Hallucinations are a major problem faced by LLMs. Gemini, the LLM released by Google this month and claimed to be the most powerful to date, has already shown its vulnerability by incorrectly answering some fairly simple questions, such as who won this year's Oscars.

Researchers believe that the illusion can be fixed by adding a layer on top of the AI model to verify the accuracy of its outputs before passing them on to users. However, building this safety net is challenging when LLMs are trained to discuss such a wide range of topics.

At DeepMind, Alhussein Fawzi and his team members have created a general LLM called FunSearch, based on Google's PaLM2 model. They added a fact-checking layer called the "evaluator." In this case, FunSearch is positioned to solve mathematical and computer science problems only by generating computer code. According to DeepMind, this makes it easier to create the fact-checking layer as its outputs can be quickly verified.

Although the FunSearch model is still prone to hallucinations and producing inaccurate or misleading results, the evaluator can easily filter them out, ensuring that users receive reliable outputs.

Fawzi said, "We believe that perhaps 90% of LLM outputs are useless. Given a candidate solution, it is easy for me to tell you whether it is actually a correct solution and evaluate the solution, but actually coming up with a solution is difficult. Therefore, mathematics and computer science are particularly suitable."

According to Fawzi, FunSearch is capable of generating new scientific knowledge and ideas, which is a new milestone for LLMs.

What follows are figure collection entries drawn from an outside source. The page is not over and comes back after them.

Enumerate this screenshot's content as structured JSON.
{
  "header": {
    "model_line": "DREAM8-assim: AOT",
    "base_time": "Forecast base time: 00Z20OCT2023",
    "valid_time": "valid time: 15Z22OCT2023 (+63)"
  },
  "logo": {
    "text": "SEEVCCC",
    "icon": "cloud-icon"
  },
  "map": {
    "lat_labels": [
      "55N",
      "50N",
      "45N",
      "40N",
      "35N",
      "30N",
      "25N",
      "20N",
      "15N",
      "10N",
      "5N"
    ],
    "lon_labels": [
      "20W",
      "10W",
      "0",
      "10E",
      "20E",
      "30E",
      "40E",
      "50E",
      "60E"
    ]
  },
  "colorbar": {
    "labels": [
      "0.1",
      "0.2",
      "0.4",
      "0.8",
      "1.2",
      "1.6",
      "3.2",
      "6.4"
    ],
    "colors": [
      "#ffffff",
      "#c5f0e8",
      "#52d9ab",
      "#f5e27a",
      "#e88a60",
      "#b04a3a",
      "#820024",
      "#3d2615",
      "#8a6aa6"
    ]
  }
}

Researchers tested its capabilities by giving it a problem along with a very basic solution source code as input. The model then generated a database, and the new solutions in the database were checked for accuracy by the evaluator. The most reliable solutions were then re-entered into the LLM, along with a prompt asking it to improve its ideas. According to Fawzi, FunSearch produced millions of potential solutions through this process, ultimately converging to produce the most effective results.

When tasked with a mathematical problem, FunSearch writes computer code to find the solution instead of directly attempting to solve it.

Fawzi and his team had FunSearch attempt to find a solution to the hat set problem, which involves determining patterns of points where no three points form a straight line. As the number of points increased, the problem became extremely complex.

However, FunSearch was able to create a solution with 512 points spanning eight dimensions, surpassing the capabilities of any human mathematician. The results of this experiment were published in the journal Nature.

While most people may never encounter the hat set problem, let alone attempt to solve it, this is an important achievement. Even the most accomplished human mathematicians do not agree on the best approach to solving this challenge. Professor Terence Tao of the University of California describes the hat set problem as his "favorite unsolved mystery," and he believes FunSearch is a very "promising paradigm" as it may be applicable to many other mathematical problems.

When assigned to solve the packing problem, FunSearch proved this point by finding a solution that is better than the best algorithm created specifically for solving this particular problem. Its results could have significant implications for industries such as transportation and logistics.

It is also worth noting that unlike other LLMs, FunSearch allows users to see how it generates its outputs, enabling them to learn from it. This sets it apart from other LLMs, which are more like a "black box" AI.